Like the other surprises before it, this one went off as planned too. I learned later that he had brought it inside and given it to Tian’s colleague, who then brought it to her. Tian read the note, which among other things, directed her to read the new entry on my blog (you guessed it, Surprise #4) right away.
The blog entry was an integral part of my plan. It was written all in Chinese, which I knew would catch her attention and compel her to read it right away. I also wanted everyone else reading my blog to start to wonder if something was up (because it was). The blog message said basically that I wanted her to meet me at Yuan Ming Yuan park, which is only about 2 blocks away from our schools, after work at 3:30. To keep her thinking about it all day, I gave her a few cryptic hints as to my intentions but nothing obvious.
About two hours later, Surprise #5 walked through Tian’s office door. She had just finished teaching a class and was on the phone. Just as I had hoped, it was the delivery woman from the campus flower store delivering 8 red roses and the fifth note of the day. Tian later said that her colleague and officemate predicted a proposal. Not wanting to be wrong, Tian played it down saying, “Jeff has done things like this before.”
At that point, the day seemed to pass so slowly. Both Tian and I had class, and I had office hours. But at about 3:15, I made an early exit from school and found my way to the gate. Shortly afterwards, I saw Tian walking down the street grinning widely. It was the first time we had seen each other all day yet so much had already transpired.
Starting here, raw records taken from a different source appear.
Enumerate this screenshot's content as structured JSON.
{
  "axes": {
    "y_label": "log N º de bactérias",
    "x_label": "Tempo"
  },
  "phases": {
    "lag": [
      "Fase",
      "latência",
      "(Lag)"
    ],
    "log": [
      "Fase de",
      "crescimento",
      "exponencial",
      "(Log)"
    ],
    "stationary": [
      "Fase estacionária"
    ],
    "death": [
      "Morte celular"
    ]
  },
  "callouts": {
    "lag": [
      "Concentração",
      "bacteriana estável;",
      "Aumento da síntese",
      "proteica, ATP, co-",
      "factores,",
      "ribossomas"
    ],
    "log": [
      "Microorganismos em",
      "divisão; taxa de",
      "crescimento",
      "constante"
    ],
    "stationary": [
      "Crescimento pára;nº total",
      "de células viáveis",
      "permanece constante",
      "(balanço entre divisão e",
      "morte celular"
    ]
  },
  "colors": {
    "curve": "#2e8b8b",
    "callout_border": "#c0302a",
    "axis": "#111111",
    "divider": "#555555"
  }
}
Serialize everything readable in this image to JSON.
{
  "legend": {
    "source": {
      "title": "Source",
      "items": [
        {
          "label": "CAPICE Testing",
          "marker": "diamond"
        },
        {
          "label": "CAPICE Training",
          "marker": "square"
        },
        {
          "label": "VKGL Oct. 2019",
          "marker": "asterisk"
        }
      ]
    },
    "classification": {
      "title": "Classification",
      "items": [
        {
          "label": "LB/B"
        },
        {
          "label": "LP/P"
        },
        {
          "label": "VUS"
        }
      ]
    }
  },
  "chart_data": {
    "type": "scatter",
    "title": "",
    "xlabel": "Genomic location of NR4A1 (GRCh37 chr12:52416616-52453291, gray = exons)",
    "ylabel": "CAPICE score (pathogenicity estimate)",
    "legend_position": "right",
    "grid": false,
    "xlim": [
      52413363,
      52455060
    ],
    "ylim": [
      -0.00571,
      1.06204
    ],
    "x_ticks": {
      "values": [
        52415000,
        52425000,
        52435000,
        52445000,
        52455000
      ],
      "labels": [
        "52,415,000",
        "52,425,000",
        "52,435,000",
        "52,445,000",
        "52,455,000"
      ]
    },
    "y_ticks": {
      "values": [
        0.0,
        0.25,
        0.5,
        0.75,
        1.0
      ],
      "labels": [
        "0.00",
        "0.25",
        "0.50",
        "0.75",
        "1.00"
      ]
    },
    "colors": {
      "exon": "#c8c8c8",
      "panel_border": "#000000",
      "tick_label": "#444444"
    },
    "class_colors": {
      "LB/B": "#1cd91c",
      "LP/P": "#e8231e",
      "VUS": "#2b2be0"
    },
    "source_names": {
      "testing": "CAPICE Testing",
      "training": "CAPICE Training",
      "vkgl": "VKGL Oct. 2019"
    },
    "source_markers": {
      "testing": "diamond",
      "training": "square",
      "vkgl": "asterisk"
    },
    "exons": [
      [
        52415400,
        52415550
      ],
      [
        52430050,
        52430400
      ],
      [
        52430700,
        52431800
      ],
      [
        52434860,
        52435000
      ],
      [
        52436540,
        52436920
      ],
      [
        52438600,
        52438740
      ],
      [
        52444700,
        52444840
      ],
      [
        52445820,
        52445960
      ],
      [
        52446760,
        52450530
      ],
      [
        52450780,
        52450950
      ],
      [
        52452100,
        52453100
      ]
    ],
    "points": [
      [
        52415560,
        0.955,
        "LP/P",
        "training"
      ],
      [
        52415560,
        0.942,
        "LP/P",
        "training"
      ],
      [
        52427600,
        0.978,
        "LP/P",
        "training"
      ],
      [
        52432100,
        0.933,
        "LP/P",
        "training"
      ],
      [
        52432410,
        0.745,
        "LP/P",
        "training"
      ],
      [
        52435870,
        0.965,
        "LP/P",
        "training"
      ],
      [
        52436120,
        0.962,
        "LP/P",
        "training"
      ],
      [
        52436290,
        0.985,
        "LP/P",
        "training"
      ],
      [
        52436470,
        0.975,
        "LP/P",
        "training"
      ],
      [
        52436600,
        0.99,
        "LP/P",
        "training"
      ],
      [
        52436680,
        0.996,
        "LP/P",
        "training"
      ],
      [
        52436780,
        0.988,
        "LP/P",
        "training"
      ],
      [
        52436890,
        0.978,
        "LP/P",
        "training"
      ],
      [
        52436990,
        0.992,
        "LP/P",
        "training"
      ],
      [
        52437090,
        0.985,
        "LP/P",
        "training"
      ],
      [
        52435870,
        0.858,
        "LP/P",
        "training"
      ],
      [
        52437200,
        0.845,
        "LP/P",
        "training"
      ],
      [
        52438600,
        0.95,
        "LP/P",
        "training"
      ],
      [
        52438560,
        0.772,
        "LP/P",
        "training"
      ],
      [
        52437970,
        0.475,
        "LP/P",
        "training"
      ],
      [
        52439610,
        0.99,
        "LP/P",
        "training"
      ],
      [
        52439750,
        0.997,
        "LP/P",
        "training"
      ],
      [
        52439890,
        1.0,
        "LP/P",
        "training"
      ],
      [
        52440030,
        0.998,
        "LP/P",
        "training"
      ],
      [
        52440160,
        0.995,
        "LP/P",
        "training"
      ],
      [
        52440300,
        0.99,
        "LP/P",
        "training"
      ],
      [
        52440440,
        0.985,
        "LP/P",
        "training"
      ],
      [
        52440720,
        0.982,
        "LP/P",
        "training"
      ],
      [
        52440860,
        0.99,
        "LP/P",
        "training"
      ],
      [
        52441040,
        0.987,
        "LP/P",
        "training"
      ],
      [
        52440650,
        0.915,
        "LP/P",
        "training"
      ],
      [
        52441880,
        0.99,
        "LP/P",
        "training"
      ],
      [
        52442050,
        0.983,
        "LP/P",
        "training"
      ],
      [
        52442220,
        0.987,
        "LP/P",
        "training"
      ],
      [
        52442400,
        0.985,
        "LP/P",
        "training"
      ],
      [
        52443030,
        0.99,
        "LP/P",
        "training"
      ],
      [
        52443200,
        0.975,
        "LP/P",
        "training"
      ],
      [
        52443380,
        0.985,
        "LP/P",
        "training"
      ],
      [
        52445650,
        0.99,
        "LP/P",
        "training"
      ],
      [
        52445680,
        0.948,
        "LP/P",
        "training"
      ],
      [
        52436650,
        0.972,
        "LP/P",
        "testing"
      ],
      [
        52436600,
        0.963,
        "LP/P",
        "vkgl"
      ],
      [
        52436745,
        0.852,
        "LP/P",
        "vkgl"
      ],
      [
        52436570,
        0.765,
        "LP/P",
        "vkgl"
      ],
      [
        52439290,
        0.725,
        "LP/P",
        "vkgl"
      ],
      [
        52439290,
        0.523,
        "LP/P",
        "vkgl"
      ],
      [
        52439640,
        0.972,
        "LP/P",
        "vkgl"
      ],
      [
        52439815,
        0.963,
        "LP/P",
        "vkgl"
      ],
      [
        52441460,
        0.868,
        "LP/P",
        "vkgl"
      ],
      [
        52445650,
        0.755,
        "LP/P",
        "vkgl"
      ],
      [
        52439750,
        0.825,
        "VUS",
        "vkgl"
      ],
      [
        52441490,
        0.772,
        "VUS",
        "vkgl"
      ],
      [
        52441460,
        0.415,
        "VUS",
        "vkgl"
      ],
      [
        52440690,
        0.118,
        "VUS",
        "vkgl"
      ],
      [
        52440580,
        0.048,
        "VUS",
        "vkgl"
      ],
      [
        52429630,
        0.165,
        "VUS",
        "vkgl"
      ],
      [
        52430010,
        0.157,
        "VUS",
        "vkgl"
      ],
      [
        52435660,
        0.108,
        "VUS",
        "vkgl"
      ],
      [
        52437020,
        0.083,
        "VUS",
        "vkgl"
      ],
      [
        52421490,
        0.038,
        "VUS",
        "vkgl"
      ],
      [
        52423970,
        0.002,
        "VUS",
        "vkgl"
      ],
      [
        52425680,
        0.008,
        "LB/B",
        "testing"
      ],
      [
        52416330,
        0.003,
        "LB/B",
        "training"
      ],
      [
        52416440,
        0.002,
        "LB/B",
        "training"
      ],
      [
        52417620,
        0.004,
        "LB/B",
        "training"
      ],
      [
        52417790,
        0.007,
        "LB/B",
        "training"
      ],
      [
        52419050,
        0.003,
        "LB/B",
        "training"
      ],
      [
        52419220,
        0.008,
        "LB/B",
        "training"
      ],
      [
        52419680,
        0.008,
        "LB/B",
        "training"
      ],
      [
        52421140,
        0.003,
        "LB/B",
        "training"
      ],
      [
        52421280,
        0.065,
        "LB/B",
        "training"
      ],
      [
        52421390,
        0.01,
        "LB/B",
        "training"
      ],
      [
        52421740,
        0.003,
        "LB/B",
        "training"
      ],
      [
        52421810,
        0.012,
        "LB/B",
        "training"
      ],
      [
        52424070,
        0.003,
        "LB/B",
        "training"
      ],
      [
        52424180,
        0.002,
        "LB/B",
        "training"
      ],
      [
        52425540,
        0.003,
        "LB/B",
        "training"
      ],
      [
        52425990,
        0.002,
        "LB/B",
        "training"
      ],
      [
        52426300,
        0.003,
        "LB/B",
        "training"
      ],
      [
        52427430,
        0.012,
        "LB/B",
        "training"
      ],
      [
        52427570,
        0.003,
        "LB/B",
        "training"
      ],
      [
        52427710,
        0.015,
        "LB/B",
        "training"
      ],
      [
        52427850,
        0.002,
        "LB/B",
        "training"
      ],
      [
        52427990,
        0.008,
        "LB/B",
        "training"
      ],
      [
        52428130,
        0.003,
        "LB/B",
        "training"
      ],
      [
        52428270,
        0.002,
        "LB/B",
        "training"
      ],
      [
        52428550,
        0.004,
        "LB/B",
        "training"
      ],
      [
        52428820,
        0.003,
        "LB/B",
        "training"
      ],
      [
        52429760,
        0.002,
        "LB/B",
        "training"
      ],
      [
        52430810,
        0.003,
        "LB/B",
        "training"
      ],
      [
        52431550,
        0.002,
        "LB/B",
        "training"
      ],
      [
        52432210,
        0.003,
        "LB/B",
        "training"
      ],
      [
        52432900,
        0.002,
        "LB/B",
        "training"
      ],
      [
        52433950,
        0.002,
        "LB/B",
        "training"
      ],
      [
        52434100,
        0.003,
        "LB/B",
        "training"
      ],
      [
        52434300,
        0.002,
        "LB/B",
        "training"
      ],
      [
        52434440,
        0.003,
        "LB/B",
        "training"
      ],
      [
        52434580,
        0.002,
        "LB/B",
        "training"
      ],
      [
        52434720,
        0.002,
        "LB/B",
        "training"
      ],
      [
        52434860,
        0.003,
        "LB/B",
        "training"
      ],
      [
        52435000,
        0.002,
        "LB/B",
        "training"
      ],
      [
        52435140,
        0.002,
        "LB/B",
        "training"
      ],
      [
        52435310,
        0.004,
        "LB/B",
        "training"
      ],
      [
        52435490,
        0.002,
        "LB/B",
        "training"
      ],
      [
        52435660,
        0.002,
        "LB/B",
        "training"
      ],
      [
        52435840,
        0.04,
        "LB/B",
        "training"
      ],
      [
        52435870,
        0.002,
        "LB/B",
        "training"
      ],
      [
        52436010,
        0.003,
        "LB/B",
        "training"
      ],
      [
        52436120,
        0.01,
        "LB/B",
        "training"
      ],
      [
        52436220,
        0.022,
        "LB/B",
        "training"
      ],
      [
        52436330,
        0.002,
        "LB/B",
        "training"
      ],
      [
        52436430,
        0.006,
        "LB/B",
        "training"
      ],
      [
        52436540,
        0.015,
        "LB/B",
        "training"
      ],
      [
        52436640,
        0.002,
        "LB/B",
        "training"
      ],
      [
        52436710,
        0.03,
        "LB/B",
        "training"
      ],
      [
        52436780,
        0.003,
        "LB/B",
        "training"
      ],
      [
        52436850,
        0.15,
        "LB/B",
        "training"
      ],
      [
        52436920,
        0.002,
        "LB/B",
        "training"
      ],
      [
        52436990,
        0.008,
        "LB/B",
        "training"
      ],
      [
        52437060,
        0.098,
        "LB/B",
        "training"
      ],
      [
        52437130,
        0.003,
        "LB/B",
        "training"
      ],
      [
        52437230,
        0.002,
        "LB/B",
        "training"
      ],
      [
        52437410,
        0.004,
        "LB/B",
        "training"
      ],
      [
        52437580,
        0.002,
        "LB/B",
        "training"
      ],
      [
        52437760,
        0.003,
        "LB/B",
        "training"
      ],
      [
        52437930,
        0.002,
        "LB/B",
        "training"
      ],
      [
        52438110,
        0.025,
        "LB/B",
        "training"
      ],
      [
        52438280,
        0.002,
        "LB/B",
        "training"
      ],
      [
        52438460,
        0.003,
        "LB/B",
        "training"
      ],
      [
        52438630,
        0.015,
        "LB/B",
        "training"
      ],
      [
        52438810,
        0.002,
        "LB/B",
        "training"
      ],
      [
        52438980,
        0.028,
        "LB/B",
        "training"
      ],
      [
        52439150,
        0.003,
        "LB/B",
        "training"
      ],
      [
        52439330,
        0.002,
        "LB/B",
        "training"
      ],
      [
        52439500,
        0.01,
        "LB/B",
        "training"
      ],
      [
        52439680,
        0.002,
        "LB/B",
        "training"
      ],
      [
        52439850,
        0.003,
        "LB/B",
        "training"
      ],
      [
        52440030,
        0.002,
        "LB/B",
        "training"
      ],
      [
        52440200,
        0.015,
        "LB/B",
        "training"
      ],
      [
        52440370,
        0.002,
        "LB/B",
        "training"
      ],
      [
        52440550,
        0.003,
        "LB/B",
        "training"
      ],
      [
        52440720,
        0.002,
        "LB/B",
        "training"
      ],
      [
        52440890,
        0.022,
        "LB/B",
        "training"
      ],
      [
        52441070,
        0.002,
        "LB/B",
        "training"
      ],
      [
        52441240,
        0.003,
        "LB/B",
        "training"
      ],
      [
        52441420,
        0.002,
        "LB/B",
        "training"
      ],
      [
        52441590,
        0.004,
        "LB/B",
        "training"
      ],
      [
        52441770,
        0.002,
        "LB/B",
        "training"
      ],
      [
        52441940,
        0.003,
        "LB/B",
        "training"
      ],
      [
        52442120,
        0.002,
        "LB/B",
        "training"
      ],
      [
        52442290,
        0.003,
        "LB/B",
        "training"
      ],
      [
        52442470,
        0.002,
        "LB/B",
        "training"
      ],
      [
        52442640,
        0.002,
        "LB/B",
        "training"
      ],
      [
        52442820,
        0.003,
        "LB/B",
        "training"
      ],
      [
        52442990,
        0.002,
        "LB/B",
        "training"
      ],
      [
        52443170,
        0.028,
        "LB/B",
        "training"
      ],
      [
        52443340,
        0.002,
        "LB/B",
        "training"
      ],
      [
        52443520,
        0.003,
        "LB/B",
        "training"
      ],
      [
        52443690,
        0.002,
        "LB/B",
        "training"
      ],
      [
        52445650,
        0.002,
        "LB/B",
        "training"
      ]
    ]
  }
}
From there, we entered Yuan Ming Yuan park and walked around together recounting and laughing about the day’s events. It was a beautiful fall afternoon – about 60 degrees and sunny. For those who aren’t familiar, Yuan Ming Yuan is huge and has miles of walking paths around lakes, wooded hills, and famous ruins. I could tell why the emperors of the past had made this location their summer vacation spot. I had taken a gamble when asking Tian to meet there, as neither of us had seen it in person. But it turned out to be just perfect for the occasion.
After a nice walk, we came across a patch of mature willow trees (our favorite type!) whose canopy draped a wooden bench that looked out over a lake into the setting sun. I wish I could say that I planned it this way, but I honestly had no clue that it would be there. But recognizing its beauty, I pulled Tian toward it and we sat down. I shared 88 reasons I loved her, then got down on my knee, and proposed in Chinese. She said yes and we both just took in the moment together.
The number 88 is special to us. Two weeks earlier, Tian and I were working on family vocab. To help me keep all the vocabulary straight, I had created an imaginary indexed family tree. Each family member had a box and number, including “me.” When we got to my fictional spouse’s box, Tian teasingly said that she didn’t like the number (it had a four in it, which sounds like “death” in Chinese) and asked that I change it. Teasing her back, I said that I was touched she cared so much and let her choose the spouse box’s number. She chose 88, a number that carries special meaning in Chinese.
We spent an hour more walking around the park then made our way to an Indian restaurant in our neighborhood for dinner. It was delicious and exactly what we both were looking for, a special way to end what truly was a special day.